I actually wear them. As it happens, I DO have a cold neck. I have a cold everything, for that matter. Autumn, winter and spring can be a little chilly and unpredictable here, so I have to bundle and layer.
I love yarn and all things made from it, but I'm too heavy-handed when it comes to working with it. I want to pull everything tight. Really tight. Lucky for me, I discovered knitting looms a few years ago. It's my knitting crutch.
You may remember my neckwarmer fail from last spring, as modeled by my dog, Max.
I loved this yarn, and since this project didn’t work out I decided to try again. This time, I thought I’d go with a regular scarf. This poor yarn has been through so much – I just wanted it to turn out right.

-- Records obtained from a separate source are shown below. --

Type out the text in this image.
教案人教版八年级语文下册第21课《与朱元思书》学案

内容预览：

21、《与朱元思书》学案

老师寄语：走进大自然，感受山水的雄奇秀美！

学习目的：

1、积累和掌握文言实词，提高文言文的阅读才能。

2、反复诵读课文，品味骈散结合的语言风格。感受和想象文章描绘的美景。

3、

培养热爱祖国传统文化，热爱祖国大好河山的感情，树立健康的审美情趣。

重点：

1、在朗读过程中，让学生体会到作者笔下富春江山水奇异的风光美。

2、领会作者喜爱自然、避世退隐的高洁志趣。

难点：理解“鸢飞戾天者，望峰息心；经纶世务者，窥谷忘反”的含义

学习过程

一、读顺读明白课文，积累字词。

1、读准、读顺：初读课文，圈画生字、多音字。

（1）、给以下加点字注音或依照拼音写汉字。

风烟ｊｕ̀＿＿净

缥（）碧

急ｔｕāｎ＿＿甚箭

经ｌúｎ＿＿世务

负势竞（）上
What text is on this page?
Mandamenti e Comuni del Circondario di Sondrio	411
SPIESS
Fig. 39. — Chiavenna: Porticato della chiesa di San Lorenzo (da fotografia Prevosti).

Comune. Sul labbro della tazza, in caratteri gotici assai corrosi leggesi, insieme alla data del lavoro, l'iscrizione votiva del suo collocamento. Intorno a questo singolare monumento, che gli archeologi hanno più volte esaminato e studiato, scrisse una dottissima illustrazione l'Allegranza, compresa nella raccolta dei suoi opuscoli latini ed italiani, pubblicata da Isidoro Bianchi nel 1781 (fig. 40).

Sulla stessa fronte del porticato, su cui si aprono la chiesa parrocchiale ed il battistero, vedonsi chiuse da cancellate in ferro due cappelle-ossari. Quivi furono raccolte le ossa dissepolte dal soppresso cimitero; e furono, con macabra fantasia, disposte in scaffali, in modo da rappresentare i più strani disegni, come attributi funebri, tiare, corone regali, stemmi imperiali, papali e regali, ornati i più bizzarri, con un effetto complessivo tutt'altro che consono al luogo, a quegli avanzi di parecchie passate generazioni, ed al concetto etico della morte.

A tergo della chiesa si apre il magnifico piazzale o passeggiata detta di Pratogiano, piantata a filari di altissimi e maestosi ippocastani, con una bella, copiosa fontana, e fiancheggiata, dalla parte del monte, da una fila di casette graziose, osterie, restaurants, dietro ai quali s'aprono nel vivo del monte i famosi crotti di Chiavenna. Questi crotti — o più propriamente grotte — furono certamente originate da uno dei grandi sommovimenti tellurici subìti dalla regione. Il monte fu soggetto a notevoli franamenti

I started the scarf, then put it away for the summer. I got it back out late fall to finish it. By then, infinity scarves were everywhere, so the gears started turning, trying to figure out how I could make this project into one. I had, what I thought at the time, was the brilliant idea to cast off through the loops of the opposite end so they would be attached when I was done. You may have already realized my mistake. I didn’t.
I spent about an hour and a half feeding my crochet hook through both ends, slowly removing the entire thing from the loom. I was completely done and tried to drop the loom in my lap before I discovered this.
How did I not notice that?!?!?
Unless I wanted to wear the loom around my neck too, I had messed up yet another project from this yarn. I laughed really hard for way too long before I gave a thought to what I would do about it. My husband came to my rescue and actually cut the loom and screwed it back together. At that point, the scarf was more valuable to me than the loom.
The good news is, I LOVE my infinity scarf. The loom is currently being used by my daughter, who hopefully has better yarn genes than her mother.